Article originally featured in the Probing Times, the official newsletter of Geoprobe Systems® Spring 2008 Issue

Article featured in the Spring 2008 issue of the Probing Times, the official newsletter of Geoprobe Systems®.
The discovery of dry cleaning solvents in soil and groundwater beneath the laundry room of the Peabody Orlando Hotel in Orlando, FL, led the Florida Department of Environmental Protection to request a site assessment to identify the extent of soil and groundwater impacts from perchloroethylene (PCE) and any of its degradation products. The hotel owners contacted environmental consultant, Ensafe from Memphis, TN, to help them respond.
Ensafe turned to Columbia Technologies in Baltimore, MD, to develop, process, and present the bulk of the site assessment data using the MIP system. Columbia’s task was to delineate the presence or absence of VOCs in soil and groundwater at the site, and collect representative samples of the subsurface…all in a single visit.
The exact scope of the project was dynamic based on interpretation of real-time data.

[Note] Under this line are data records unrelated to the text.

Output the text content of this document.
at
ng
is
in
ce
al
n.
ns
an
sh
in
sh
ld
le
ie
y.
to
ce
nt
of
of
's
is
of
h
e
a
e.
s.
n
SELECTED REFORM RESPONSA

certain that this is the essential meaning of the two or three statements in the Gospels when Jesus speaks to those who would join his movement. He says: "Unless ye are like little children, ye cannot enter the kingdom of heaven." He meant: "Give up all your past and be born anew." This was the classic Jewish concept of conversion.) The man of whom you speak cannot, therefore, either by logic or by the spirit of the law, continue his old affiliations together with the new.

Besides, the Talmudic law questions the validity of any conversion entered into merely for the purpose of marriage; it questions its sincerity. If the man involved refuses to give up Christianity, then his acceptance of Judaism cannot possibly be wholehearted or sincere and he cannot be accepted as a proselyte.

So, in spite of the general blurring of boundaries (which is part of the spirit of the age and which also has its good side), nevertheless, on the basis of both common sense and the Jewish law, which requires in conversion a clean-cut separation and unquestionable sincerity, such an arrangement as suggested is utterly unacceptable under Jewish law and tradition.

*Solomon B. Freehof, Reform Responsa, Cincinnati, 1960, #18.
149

The field team, working both inside and outside the hotel, included Doug McInnes, Columbia’s MIP Manager, and Robert Stewart, Columbia’s Geoprobe® Operator, who team with Ben Brantley, Ensafe’s Project Manager. They customized a site-specific work plan for the project suing Geoprbe direct push technology and the MIP system. By using the MIP and SmartData Solutions®, a rapid 3-D visualization and information delivery system, the field team was able to optimize specific results from the site in real time. The results were posted on a secure website daily, incorporating all relevant data into high definition 3-D images of the subsurface. This enable the Project Manager, who was onsite, and other members of the Ensafe team, located elsewhere, to decide with confidence where to next obtain MIP logs and where to install monitoring wells.
Columbia Technologies is recognized as an MIP Service Specialist, and has completed MIP training at the Geoprobe® corporate facilities and adheres to MIP Standard Operating Procedures.